Archive mensuelles: octobre 2018

« Et Nietzsche a pleuré » de Irvin YALOM ; Traduction par Clément BAUDE

Ce livre est un cadeau fait à une lectrice d’environ 60 ans, psychologue de profession qui prend le TER régulièrement.  Au départ, c’est le sujet qui a déterminé la proposition.

Il est ici question de la rencontre fictive orchestrée par Lou-Andréas Salomé, entre Josef Breuer, un des pères de la psychanalyse,  collègue de Freud, avec Friedrich Nietzsche. Dans la réalité, ils ne se sont jamais rencontrés mais ils auraient pu car les premiers psychanalystes se sont inspirés de la pensée de Nietzsche .

Elle a aimé les éléments de réalité qui font de ce roman un récit riche et intéressant.
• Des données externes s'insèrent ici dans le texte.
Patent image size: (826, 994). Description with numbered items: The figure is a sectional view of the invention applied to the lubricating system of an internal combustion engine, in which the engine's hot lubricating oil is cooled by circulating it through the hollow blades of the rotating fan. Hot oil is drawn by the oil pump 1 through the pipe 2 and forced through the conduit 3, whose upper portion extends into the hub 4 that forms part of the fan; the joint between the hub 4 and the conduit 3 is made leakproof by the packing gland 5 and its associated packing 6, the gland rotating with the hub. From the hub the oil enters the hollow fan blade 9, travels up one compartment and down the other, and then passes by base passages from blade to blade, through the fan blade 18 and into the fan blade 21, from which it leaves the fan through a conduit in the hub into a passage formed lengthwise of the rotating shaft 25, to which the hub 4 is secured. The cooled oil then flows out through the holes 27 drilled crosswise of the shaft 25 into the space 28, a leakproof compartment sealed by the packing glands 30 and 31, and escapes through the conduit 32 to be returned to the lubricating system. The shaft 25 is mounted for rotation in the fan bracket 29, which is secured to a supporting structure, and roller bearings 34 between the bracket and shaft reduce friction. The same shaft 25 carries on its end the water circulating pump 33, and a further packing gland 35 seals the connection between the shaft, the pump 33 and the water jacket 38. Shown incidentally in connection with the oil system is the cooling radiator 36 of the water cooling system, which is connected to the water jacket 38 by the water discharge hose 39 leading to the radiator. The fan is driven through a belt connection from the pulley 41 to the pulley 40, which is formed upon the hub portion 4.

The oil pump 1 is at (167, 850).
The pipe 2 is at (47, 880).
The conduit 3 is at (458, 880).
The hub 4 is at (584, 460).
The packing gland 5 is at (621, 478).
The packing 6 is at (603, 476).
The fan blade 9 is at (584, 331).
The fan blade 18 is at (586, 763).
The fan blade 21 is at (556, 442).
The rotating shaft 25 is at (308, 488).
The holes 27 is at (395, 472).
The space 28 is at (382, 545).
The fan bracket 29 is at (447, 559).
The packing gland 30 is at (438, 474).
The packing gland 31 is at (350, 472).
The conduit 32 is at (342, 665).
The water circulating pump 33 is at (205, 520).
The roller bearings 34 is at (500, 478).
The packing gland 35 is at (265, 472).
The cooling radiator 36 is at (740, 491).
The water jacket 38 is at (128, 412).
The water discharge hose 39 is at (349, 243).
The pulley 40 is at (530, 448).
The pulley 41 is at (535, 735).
Si vous voulez en savoir plus ou si vous voulez réserver ce titre dans une bibliothèque du réseau du Haut-Rhin c’est ici !!

 

 

Emmurés d’Axel Bell Milan 2018

En 1910, sur l’île de Skye, des petites filles jouent à enterrer leurs poupées, appelées « Frozen Charlotte ». Quelques décennies plus tard, à notre époque, Jay montre à son amie Sophie la planche ouija qu’il a téléchargée sur son téléphone. Ils essaient de se connecter à l’esprit de Rebecca, la cousine de Sophie, morte dans des conditions inexpliquées. C’est alors qu’une série de phénomènes étranges se produisent. La planche leur dicte des messages qui parlent d’un portail, de sable noir et de Frozen Charlotte. Pour finir, la planche annonce la mort de Jay, le soir-même. Lorsque celle-ci advient, Sophie décide de partir pour l’île de Skye rencontrer la famille de Rébecca. Un roman accrocheur qui fait frissonner !Emmurées_Alex Bell

J’ai aimé l’atmosphère de ce livre. La famille de Rébecca est installée dans un vieux manoir, au bord de la mer,  qui a servi d’école pour filles. L’ambiguïté des personnages rend l’intrigue intéressante. A l’instar des clowns, les poupées sont des personnages récurrents des films d’horreur (Annabelle, par exemple). Les Frozen Charlotte étaient des poupées en vogue à la fin du 19ème siècle. Elles seraient inspirées d’un poème faisant référence à un fait divers. Un roman bien construit, entre passé et présent, qui gagne en intensité !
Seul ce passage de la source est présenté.